1 de abr. de 2009

Bienvenidos a Patagonia

Estávamos (Bernardo Collares e eu) caminhando com muito peso nas costas. Era o Natal 2008 e era nossa primeira tentativa de escalar na Patagônia argentina. Nosso objetivo era a via Brenner na Aguja Guillaumet (2.579 m.), no Parque Nacional Los Glaciares, na cidade de El Chalten, na Argentina.
Para tal, um táxi nos deixou a 16km da cidade ao lado da ponte do Rio Elétrico, onde se inicia a trilha de 6 km até Pedra del Fraille. Ali era literalmente o lugar onde o vento faz a curva e o mesmo parecia soprar muito mais forte do que estava na realidade. Cabelos esvoaçando, casacos fechados, gorros colocados, começamos a andar: um pé na frente do outro, cabeça para baixo e pensamentos longe dali.


Como marinheiros de primeira viagem, acabamos levando coisas desnecessárias e a logística não funcionou tão bem quanto gostaríamos, por isso a mochila que já deveria ser pesada, estava pior ainda. Mas os ânimos estavam altos e seguíamos adiante ignorando as condições climáticas que não nada favoráveis: o vento nos empurrava para trás e a chuva fina não parava de cair.

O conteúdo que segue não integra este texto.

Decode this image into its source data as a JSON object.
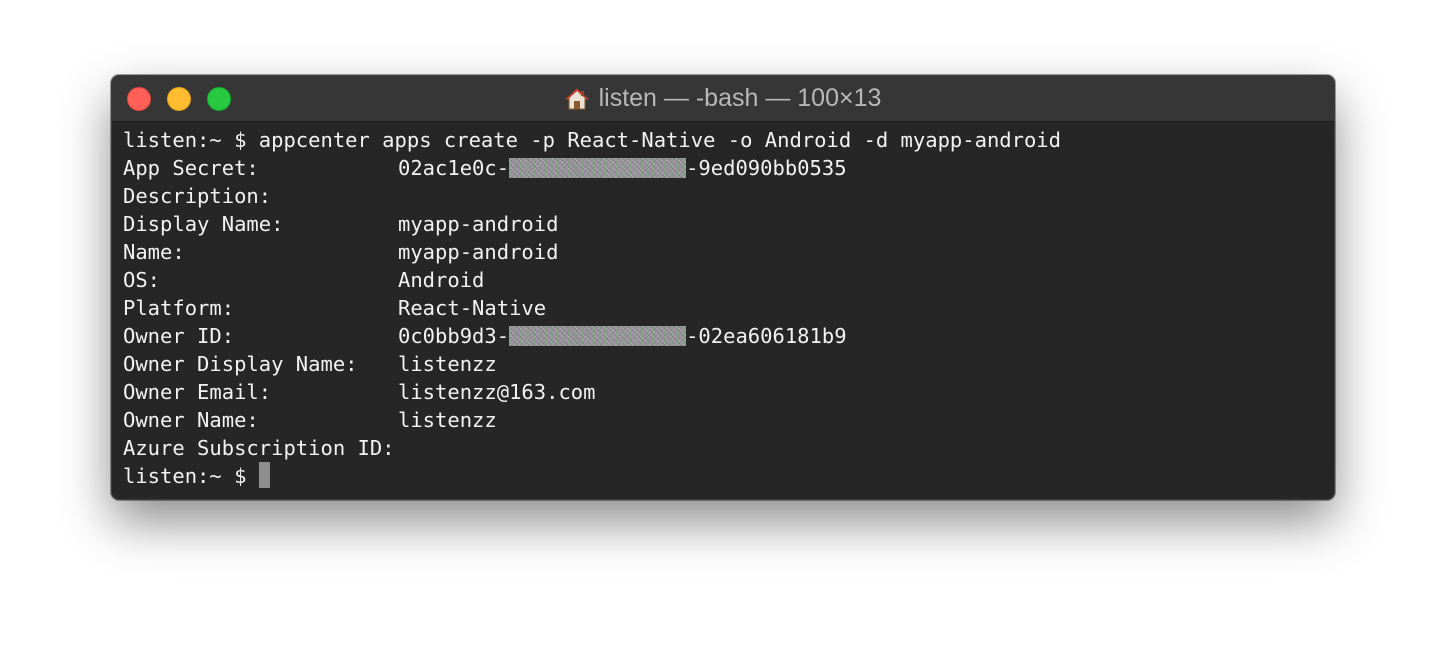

Depois de quase duas horas, chegamos a Piedra del Fraille e olhamos o percurso que
ainda nos esperava: uma subida muito íngrime. O vento parecia estar ainda mais forte e a mochila mais pesada com o cansaço. Considerando que tínhamos apenas 3 horas e meia a mais de caminhada com apenas 500 metros de desnível, decidimos ficar ali mesmo e fazer o ataque ao cume a partir desse acampamento. Colocamos o despertador para as duas da manhã e fomos dormir.

Acordamos para uma noite estrelada e com vento incessante, mas decidimos subir assim mesmo. A fome de pedra falava mais alto do que qualquer possibilidade de racionalizar sobre a situação. Começamos a subida e 260 metros de desnível depois paramos em um lugar abrigado do vento para esperar o dia amanhecer. Pensávamos que estávamos na metade do caminho. Com os primeiros raios de luz, nos colocamos a subir, sempre subir. E subíamos, subíamos e não chegávamos a lugar nenhum. Quando eu já estava pra lá de cansada de subir, Bernardo me diz que já havíamos percorrido um desnível de 670 metros. “Ué? Não eram 500 metros?” Baixamos a cabeça e continuamos no “toca para cima”.

Depois de duas horas e 1000 metros de desnível, chegamos ao em Piedras Negras, onde era para ter sido nosso bivaque. Rimos, colocamos mais roupa, comemos um pouco do que tínhamos (o café da manhã tinha ficado lá em baixo) e continuamos a subir para a base da via. As informações que tínhamos dizia mais uma hora de caminhada até a base (seja da via Brenner ou Founrouge) e não parecia muito longe. Mas as aparências e as informações na Patagônia enganam e duas horas depois de muito sobe pedra, chegamos a base do neveiro inicial. Estávamos mortos, eu nunca tinha visto uma caminhada tão íngrime, longa e constante na minha vida.

O neveiro inicial era um problema, afinal, nem eu nem Berna tínhamos experiência com neve e, além disso, tínhamos apenas um par de grampons e estávamos sem as piquetas que deixamos no final do glaciar. Contornamos o neveiro pelas pedras congeladas da direita.
Quando não deu mais, Berna colocou seus grampons e tocou para cima, cavando alguns degraus para mim que vinha atrás sem grampons e com muito medo. Mais uma hora e pouco, chegamos, as 10:15, na base da via. Não foi surpresa nenhuma o vento uivante e feroz que encontramos ali, mas foi surpresa e um grande susto ao ver a demonstração de sua força ao levantar uma mochila com mais de 6 quilos do chão. A sorte foi que ela caiu perto da gente, na beira do precipício, mas não nele. Com essa rajada, um saco plástico saiu voando, levando com ele toda a esperança que a gente tinha de escalar naquele dia.

Só nos restava descer os 1.500 metros de desnível que havíamos acabado de subir. Haja joelho! Voltamos a Chalten com muito mais conhecimento sobre o que é Patagônia e sobre o que nos espera nessa região tão inóspita.

Por um tempo nos contentamos em tomar cervejas para esperar a próxima janela, ou melhor, uma janela de verdade. E feliz Natal!